“Yes, I know you! You know me, too!”
Did no one explain this to her? When you make a clone, you are simply making a twin, a nearly identical sibling in genetic terms. The clone (the twin) in no sense has the memories of her former pet. Memory is not copied in to DNA to be spat our later.
I can't believe that this woman spent $50 000 to have her dog cloned and yet she clearly does not have an understanding of what it is she was buying. How can we hope to have an intelligent debate on the merits of cloning in scientific research if people are this ignorant of basic biological principles?
But maybe this explains it better:
“It's a miracle!” Ms. McKinney repeatedly shouted.

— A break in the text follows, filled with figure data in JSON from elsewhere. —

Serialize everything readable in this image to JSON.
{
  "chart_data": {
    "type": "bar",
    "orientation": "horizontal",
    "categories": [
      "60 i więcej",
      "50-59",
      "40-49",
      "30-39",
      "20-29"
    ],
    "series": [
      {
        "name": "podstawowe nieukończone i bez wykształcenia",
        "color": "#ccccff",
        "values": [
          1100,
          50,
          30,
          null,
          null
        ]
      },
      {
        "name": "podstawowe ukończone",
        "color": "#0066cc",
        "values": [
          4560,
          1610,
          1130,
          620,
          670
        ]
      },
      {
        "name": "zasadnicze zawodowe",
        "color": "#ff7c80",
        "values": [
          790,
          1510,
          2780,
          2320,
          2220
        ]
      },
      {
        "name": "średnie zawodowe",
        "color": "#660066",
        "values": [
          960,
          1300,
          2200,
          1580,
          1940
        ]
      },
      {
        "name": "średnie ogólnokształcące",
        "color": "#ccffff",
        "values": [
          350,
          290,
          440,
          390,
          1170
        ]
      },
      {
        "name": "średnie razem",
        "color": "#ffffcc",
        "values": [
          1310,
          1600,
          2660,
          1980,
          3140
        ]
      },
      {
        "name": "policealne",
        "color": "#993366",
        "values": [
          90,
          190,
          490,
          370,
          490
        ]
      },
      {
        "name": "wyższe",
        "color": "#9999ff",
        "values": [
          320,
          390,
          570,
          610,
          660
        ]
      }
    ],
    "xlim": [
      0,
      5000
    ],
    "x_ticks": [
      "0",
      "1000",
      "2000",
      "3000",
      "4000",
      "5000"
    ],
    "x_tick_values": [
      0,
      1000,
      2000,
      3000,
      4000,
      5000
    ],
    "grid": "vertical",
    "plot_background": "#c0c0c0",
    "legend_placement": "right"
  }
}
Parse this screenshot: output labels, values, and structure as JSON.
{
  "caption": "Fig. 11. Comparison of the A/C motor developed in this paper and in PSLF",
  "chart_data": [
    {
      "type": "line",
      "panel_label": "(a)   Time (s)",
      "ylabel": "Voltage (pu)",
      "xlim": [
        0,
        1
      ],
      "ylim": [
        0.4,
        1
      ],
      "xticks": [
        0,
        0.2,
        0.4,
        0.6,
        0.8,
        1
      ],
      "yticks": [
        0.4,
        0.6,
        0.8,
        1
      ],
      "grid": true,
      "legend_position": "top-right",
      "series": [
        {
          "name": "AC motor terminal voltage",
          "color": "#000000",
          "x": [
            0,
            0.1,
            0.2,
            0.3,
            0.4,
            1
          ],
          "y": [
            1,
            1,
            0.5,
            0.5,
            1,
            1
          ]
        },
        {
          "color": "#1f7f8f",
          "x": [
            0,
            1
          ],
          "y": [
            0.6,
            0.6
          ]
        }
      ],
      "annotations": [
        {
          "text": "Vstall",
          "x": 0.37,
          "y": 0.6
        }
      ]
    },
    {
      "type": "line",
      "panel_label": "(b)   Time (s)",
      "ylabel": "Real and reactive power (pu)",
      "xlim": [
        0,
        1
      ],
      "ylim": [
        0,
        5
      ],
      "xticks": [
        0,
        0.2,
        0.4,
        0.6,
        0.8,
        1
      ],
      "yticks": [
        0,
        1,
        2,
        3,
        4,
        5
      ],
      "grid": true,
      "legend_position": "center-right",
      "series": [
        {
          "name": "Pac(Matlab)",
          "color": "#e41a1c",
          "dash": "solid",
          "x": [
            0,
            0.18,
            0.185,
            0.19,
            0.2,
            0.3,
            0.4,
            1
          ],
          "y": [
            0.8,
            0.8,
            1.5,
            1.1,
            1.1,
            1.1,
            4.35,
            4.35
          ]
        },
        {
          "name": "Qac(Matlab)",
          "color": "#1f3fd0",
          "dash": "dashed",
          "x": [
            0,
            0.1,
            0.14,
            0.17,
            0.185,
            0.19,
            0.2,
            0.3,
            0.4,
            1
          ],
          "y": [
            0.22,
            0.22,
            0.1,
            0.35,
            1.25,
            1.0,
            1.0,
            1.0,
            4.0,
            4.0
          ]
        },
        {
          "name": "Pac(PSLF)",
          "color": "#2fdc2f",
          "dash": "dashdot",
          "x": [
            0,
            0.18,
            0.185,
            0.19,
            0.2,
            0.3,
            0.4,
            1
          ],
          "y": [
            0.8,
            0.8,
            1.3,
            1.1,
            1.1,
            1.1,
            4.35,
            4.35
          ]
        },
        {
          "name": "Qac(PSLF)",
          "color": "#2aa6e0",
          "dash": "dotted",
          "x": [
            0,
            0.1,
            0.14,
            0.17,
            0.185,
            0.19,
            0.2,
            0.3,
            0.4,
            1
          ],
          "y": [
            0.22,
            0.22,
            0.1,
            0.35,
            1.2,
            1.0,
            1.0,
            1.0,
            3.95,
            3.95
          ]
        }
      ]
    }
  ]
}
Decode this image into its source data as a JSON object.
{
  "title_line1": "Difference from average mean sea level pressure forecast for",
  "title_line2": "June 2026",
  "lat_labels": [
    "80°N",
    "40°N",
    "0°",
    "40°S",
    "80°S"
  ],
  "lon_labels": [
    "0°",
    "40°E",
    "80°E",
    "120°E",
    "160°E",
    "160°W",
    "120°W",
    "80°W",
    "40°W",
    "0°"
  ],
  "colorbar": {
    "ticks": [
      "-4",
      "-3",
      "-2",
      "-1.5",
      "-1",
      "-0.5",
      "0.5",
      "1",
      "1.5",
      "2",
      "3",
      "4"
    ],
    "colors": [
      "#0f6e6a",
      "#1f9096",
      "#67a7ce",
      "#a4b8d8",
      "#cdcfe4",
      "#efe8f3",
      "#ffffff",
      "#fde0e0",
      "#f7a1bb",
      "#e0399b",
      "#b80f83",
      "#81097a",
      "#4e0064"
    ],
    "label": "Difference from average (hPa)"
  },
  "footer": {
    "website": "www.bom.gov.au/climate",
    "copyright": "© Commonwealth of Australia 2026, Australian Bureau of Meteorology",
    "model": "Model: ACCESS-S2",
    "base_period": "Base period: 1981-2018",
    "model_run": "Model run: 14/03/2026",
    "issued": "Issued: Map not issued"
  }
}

Yes. A miracle or, put more simply, magic. She doesn't understand what happened. She understands none of the science behind cloning. She didn't take a moment to comprehend cloning, DNA or any of the straightforward stuff that any layman or laywoman could easily grasp.
Nope, she wanted her dog back. They told her they could get her dog back. She has her dog back. Don't tell her any different, she'll just ignore you as she's ignored everybody else who has tried to tell her different.
I wonder how many people are represented, in terms of scientific illiteracy, by Ms. McKinney.
Updated: Yes, the ignorance is everywhere. This lady was surprised by a rainbow.
2 comments:
I think you are stretching FAR too far when you try to infer all that from a couple out-of-context quotes. She was almost certainly not speaking literally. She was talking to a puppy!
By a stretch of imagination I could take "I know you" to mean "I recognize you" or "you look like my old dog".
But there's no metaphor, analogy or screwy prose that could explain "And you know me too". That beyond "not being literal".
Plenty of people really do believe cloning brings back the dead. This woman appears to be one of those believers.